Führungskompetenz ist in den meisten Unternehmen (noch) kein Bestandteil der offiziellen Marketingschulungen. Doch das ändert sich langsam, denn es wird vielen bewusst, dass Marketer ihre Führungskompetenz erweitern müssen, um auf lange Sicht einen Mehrwert für Kunden und Unternehmen zu schaffen. Allerdings passiert so etwas nicht über Nacht. Es erfordert von Marketern bewusstes Engagement, um zu lernen, wie man beispielsweise seine Chefs mobilisiert (und die Agenda beeinflusst), Kollegen außerhalb des Marketings inspiriert (um Kunden bessere Dienste anzubieten), seine Teams animiert (Entwicklung zum Leader der Leader) oder selbst aktiver wird (eine Aufgabe identifiziert und andere inspiriert).

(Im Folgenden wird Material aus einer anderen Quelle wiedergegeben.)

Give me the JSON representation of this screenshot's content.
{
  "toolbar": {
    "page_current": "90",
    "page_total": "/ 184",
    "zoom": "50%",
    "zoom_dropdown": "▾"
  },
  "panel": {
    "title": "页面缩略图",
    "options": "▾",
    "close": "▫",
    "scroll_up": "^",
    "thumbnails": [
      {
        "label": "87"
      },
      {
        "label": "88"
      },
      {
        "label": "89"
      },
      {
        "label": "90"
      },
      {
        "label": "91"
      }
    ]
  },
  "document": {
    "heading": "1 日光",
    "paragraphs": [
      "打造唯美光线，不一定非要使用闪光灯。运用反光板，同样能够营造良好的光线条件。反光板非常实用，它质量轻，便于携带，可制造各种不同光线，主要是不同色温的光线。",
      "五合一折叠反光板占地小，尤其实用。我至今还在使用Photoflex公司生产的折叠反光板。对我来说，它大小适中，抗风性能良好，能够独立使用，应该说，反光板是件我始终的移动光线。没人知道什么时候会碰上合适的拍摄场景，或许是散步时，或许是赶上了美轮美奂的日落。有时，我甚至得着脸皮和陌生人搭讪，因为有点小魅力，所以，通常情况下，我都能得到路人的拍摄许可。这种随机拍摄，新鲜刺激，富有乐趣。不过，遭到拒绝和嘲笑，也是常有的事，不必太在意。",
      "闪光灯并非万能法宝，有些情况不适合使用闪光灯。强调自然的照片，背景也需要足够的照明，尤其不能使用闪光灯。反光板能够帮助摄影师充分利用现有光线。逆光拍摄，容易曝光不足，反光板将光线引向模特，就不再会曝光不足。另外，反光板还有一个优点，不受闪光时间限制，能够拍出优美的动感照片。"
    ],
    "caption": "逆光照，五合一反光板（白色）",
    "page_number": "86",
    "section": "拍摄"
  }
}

Wenn Sie die Fähigkeiten Ihres Teams erweitern, dürfen Sie auch die Marketing-Führungskompetenzen nicht außer Acht lassen.

Den Fortbildungsweg ebnen

Strukturierte Schulungen sollten für Marketer in den ersten zwei bis fünf Jahren einfach dazugehören. Stellen Sie einen strukturierten Fortbildungsplan für Ihr Team auf, wenn es noch keinen gibt. Er sollte zumindest eine Unterscheidung von Karriere-Eckpunkten für Allrounder und Experten beinhalten:

Die Ausbildung funktioneller Fähigkeiten kann meist intern und in Kombination mit externen Fach-Workshops erfolgen, wie sie zum Beispiel von Agenturen angeboten werden. Zum Führungskräfte-Training im Bereich Marketing gehören hoch spezialisierte Kurse, die meist genau auf das jeweilige Marketingteam zugeschnitten sind. Arbeiten sie für ein kleines Unternehmen, können Sie Ihre Leute eventuell zu einem der wenigen externen Anbieter von Marketing-Leadership-Kursen schicken. Interne Schulungen sind günstiger, wenn Ihr Team zehn oder zwölf Mitarbeiter umfasst.

Wie viele Schulungstage pro Jahr gehören in den Plan? Ich empfehle mindestens fünf Schulungstage pro Jahr für jedes Teammitglied (Sie eingeschlossen). Hört sich viel an? Nun ja, das entspricht rund zwei Prozent der Arbeitsstunden eines gesamten Jahres. Und wenn sich das für Sie nach einem Vielfachen Ihres heutigen Fortbildungsumfangs anfühlt, vergessen Sie bitte nicht, dass Sie eigentlich nur den Vorsprung aufholen, den man in anderen Abteilungen bereits hat.

PS: Programme zur Kompetenzentwicklung gibt es nicht nur in großen Firmen. Selbst wenn Sie in einem 12-köpfigen Unternehmen drei Marketer beschäftigen, sollte Sie nichts davon abhalten, einen Fortbildungsplan zu erstellen.